Falando-se de um povo animado e autoastral, deve-se falar também do excelente elenco aqui reunido para interpretar essas figuras. Roque é Lázaro Ramos, o sempre extrovertido e radiante ator Lázaro Ramos é um dos melhores do elenco, que tem um grande dote artístico, ele canta e dá seus gritos, nunca exagerado, somente o seu jeito baiano de ser, natural de ser. O elenco é em sua grande parte baiano, mas a atriz Dira Paes, que só aparece no filme após algum tempo tem suas raízes no Pará e o seco e razoável Stênio Garcia é natural do Espírito Santo. Já o ator, um dos melhores e mais completos do Brasil, Wagner Moura é soterapolitano, e está como sempre, soberbo, engraçado e eficiente ao extremo, de longe o melhor do elenco. Ele e Lázaro Ramos juntos formam uma dupla pra lá de talentosa. Em relação ao restante do elenco, todos estão muito bem, Luciana Souza é um destaque dos coadjuvantes. Até mesmo aqueles que fazem uma ou duas pontas no filme dão conta do recado, até porque estão interpretando praticamente eles mesmos, mas mesmo assim não deixam de fazer um trabalho bem feito, por mais danificado pelo casual que seja.
Monique Gardenberg, apesar de dirigir apenas seu segundo filme, não faz feio, muito pelo contrário, é competente o bastante para misturar gêneros, que vão desde a comédia espalhafatosa até a tragédia em um dos minutos finais e mais emocionantes do filme. Monique já sabe como comandar um elenco com afinco, agora só falta apelar menos para alguns estereótipos e trabalhar com um pouco mais de independência, livrando-se de momentos musicais inadequados e mostrando mais do Brasil para o mundo. Mas seu roteiro, baseado na peça teatral de Márcio Meirelles também constroi personagens interessantes como a Psilene, que foi para a Europa e logo o espectador percebe com que objetivo, ou sonho. Indiretamente, o problema da personagem vivida por Dira Paes é justamente o modo como as mulheres são enganadas quando chegam ao exterior, mas mesmo assim, não querem trocar a vida de luxo e passeios de avião pelo tão pouco que a Bahia oferece, mesmo se tiver que se prostituir pelo resto da vida.

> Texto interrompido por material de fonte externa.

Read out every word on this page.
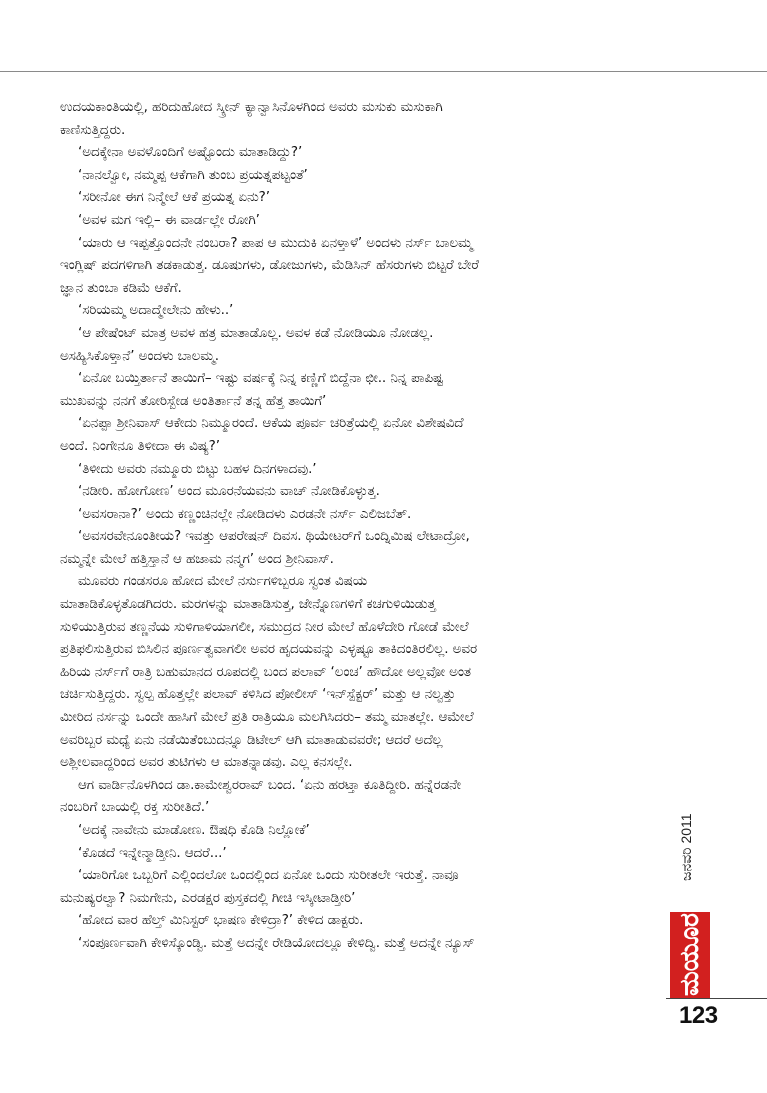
ಉದಯಕಾಂತಿಯಲ್ಲಿ, ಹರಿದುಹೋದ ಸ್ಕ್ರೀನ್ ಕ್ಯಾನ್ವಾಸಿನೊಳಗಿಂದ ಅವರು ಮಸುಕು ಮಸುಕಾಗಿ

ಕಾಣಿಸುತ್ತಿದ್ದರು.

‘ಅದಕ್ಕೇನಾ ಅವಳೊಂದಿಗೆ ಅಷ್ಟೊಂದು ಮಾತಾಡಿದ್ದು?’

‘ನಾನಲ್ವೋ, ನಮ್ಮಪ್ಪ ಆಕೆಗಾಗಿ ತುಂಬ ಪ್ರಯತ್ನಪಟ್ಟಂತೆ’

‘ಸರೀನೋ ಈಗ ನಿನ್ಮೇಲೆ ಆಕೆ ಪ್ರಯತ್ನ ಏನು?’

‘ಅವಳ ಮಗ ಇಲ್ಲಿ– ಈ ವಾರ್ಡಲ್ಲೇ ರೋಗಿ’

‘ಯಾರು ಆ ಇಪ್ಪತ್ತೊಂದನೇ ನಂಬರಾ? ಪಾಪ ಆ ಮುದುಕಿ ಏನಳ್ತಾಳೆ’ ಅಂದಳು ನರ್ಸ್ ಬಾಲಮ್ಮ

ಇಂಗ್ಲಿಷ್ ಪದಗಳಿಗಾಗಿ ತಡಕಾಡುತ್ತ. ಡೂಷುಗಳು, ಡೋಜುಗಳು, ಮೆಡಿಸಿನ್ ಹೆಸರುಗಳು ಬಿಟ್ಟರೆ ಬೇರೆ

ಜ್ಞಾನ ತುಂಬಾ ಕಡಿಮೆ ಆಕೆಗೆ.

‘ಸರಿಯಮ್ಮ ಅದಾದ್ಮೇಲೇನು ಹೇಳು..’

‘ಆ ಪೇಷೆಂಟ್ ಮಾತ್ರ ಅವಳ ಹತ್ರ ಮಾತಾಡೊಲ್ಲ. ಅವಳ ಕಡೆ ನೋಡಿಯೂ ನೋಡಲ್ಲ.

ಅಸಹ್ಯಿಸಿಕೊಳ್ತಾನೆ’ ಅಂದಳು ಬಾಲಮ್ಮ.

‘ಏನೋ ಬಯ್ತಿರ್ತಾನೆ ತಾಯಿಗೆ– ಇಷ್ಟು ವರ್ಷಕ್ಕೆ ನಿನ್ನ ಕಣ್ಣಿಗೆ ಬಿದ್ದೆನಾ ಛೀ.. ನಿನ್ನ ಪಾಪಿಷ್ಟ

ಮುಖವನ್ನು ನನಗೆ ತೋರಿಸ್ಬೇಡ ಅಂತಿರ್ತಾನೆ ತನ್ನ ಹೆತ್ತ ತಾಯಿಗೆ’

‘ಏನಪ್ಪಾ ಶ್ರೀನಿವಾಸ್ ಆಕೇದು ನಿಮ್ಮೂರಂದೆ. ಆಕೆಯ ಪೂರ್ವ ಚರಿತ್ರೆಯಲ್ಲಿ ಏನೋ ವಿಶೇಷವಿದೆ

ಅಂದೆ. ನಿಂಗೇನೂ ತಿಳೀದಾ ಈ ವಿಷ್ಯ?’

‘ತಿಳೀದು ಅವರು ನಮ್ಮೂರು ಬಿಟ್ಟು ಬಹಳ ದಿನಗಳಾದವು.’

‘ನಡೀರಿ. ಹೋಗೋಣ’ ಅಂದ ಮೂರನೆಯವನು ವಾಚ್ ನೋಡಿಕೊಳ್ಳುತ್ತ.

‘ಅವಸರಾನಾ?’ ಅಂದು ಕಣ್ಣಂಚಿನಲ್ಲೇ ನೋಡಿದಳು ಎರಡನೇ ನರ್ಸ್ ಎಲಿಜಬೆತ್.

‘ಅವಸರವೇನೂಂತೀಯ? ಇವತ್ತು ಆಪರೇಷನ್ ದಿವಸ. ಥಿಯೇಟರ್‌ಗೆ ಒಂದ್ನಿಮಿಷ ಲೇಟಾದ್ರೋ,

ನಮ್ಮನ್ನೇ ಮೇಲೆ ಹತ್ತಿಸ್ತಾನೆ ಆ ಹಜಾಮ ನನ್ಮಗ’ ಅಂದ ಶ್ರೀನಿವಾಸ್.

ಮೂವರು ಗಂಡಸರೂ ಹೋದ ಮೇಲೆ ನರ್ಸುಗಳಿಬ್ಬರೂ ಸ್ವಂತ ವಿಷಯ

ಮಾತಾಡಿಕೊಳ್ಳತೊಡಗಿದರು. ಮರಗಳನ್ನು ಮಾತಾಡಿಸುತ್ತ, ಜೇನ್ನೊಣಗಳಿಗೆ ಕಚಗುಳಿಯಿಡುತ್ತ

ಸುಳಿಯುತ್ತಿರುವ ತಣ್ಣನೆಯ ಸುಳಿಗಾಳಿಯಾಗಲೀ, ಸಮುದ್ರದ ನೀರ ಮೇಲೆ ಹೊಳೆದೇರಿ ಗೋಡೆ ಮೇಲೆ

ಪ್ರತಿಫಲಿಸುತ್ತಿರುವ ಬಿಸಿಲಿನ ಪೂರ್ಣತ್ವವಾಗಲೀ ಅವರ ಹೃದಯವನ್ನು ಎಳ್ಳಷ್ಟೂ ತಾಕಿದಂತಿರಲಿಲ್ಲ. ಅವರ

ಹಿರಿಯ ನರ್ಸ್‌ಗೆ ರಾತ್ರಿ ಬಹುಮಾನದ ರೂಪದಲ್ಲಿ ಬಂದ ಪಲಾವ್ ‘ಲಂಚ’ ಹೌದೋ ಅಲ್ಲವೋ ಅಂತ

ಚರ್ಚಿಸುತ್ತಿದ್ದರು. ಸ್ವಲ್ಪ ಹೊತ್ತಲ್ಲೇ ಪಲಾವ್ ಕಳಿಸಿದ ಪೋಲೀಸ್ ‘ಇನ್‌ಸ್ಪೆಕ್ಟರ್’ ಮತ್ತು ಆ ನಲ್ವತ್ತು

ಮೀರಿದ ನರ್ಸನ್ನು ಒಂದೇ ಹಾಸಿಗೆ ಮೇಲೆ ಪ್ರತಿ ರಾತ್ರಿಯೂ ಮಲಗಿಸಿದರು– ತಮ್ಮ ಮಾತಲ್ಲೇ. ಆಮೇಲೆ

ಅವರಿಬ್ಬರ ಮಧ್ಯೆ ಏನು ನಡೆಯಿತೆಂಬುದನ್ನೂ ಡಿಟೇಲ್ ಆಗಿ ಮಾತಾಡುವವರೇ; ಆದರೆ ಅದೆಲ್ಲ

ಅಶ್ಲೀಲವಾದ್ದರಿಂದ ಅವರ ತುಟಿಗಳು ಆ ಮಾತನ್ನಾಡವು. ಎಲ್ಲ ಕನಸಲ್ಲೇ.

ಆಗ ವಾರ್ಡಿನೊಳಗಿಂದ ಡಾ.ಕಾಮೇಶ್ವರರಾವ್ ಬಂದ. ‘ಏನು ಹರಟ್ತಾ ಕೂತಿದ್ದೀರಿ. ಹನ್ನೆರಡನೇ

ನಂಬರಿಗೆ ಬಾಯಲ್ಲಿ ರಕ್ತ ಸುರೀತಿದೆ.’

‘ಅದಕ್ಕೆ ನಾವೇನು ಮಾಡೋಣ. ಔಷಧಿ ಕೊಡಿ ನಿಲ್ಲೋಕೆ’

‘ಕೊಡದೆ ಇನ್ನೇನ್ಮಾಡ್ತೀನಿ. ಆದರೆ...’

‘ಯಾರಿಗೋ ಒಬ್ಬರಿಗೆ ಎಲ್ಲಿಂದಲೋ ಒಂದಲ್ಲಿಂದ ಏನೋ ಒಂದು ಸುರೀತಲೇ ಇರುತ್ತೆ. ನಾವೂ

ಮನುಷ್ಯರಲ್ವಾ? ನಿಮಗೇನು, ಎರಡಕ್ಷರ ಪುಸ್ತಕದಲ್ಲಿ ಗೀಚಿ ಇಸ್ಕೀಟಾಡ್ತೀರಿ’

‘ಹೋದ ವಾರ ಹೆಲ್ತ್ ಮಿನಿಸ್ಟರ್ ಭಾಷಣ ಕೇಳಿದ್ರಾ?’ ಕೇಳಿದ ಡಾಕ್ಟರು.

‘ಸಂಪೂರ್ಣವಾಗಿ ಕೇಳಿಸ್ಕೊಂಡ್ವಿ. ಮತ್ತೆ ಅದನ್ನೇ ರೇಡಿಯೋದಲ್ಲೂ ಕೇಳಿದ್ವಿ. ಮತ್ತೆ ಅದನ್ನೇ ನ್ಯೂಸ್

ಜನವರಿ 2011
ಮಯೂರ
123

Gostar ou não de 'Ó Paí, Ó' é de cada um. Tem aqueles que se sentem atingidos em cheio pelos problemas de um roteiro cheio de falhas e passagens banais, outros pouco se importam com tentativas fracassadas de fazer algo melhor e o que só lhe interessam é o que está por trás, as intenções de mostrar a realidade em meio à música, ao modo como os baianos são obrigados a levar a vida, com o medo de sair de casa, as drogas. E consegue passar a sua mensagem e é isso que mais interessa, sem contar o que já é farto de se repetir sobre filmes brasileiros. Este não mostra apenas um lado da vida baiana, a Bahia das tradições e dos costumes, das comidas típicas e dos sotaques carregados, das belas e incríveis paisagens, mas também mostra a Bahia da dificuldade, do preconceito, da violência, das drogas, da prostituição e da pobreza, enfim, a Bahia dos baianos, a Bahia que nos acostumamos a conhecer.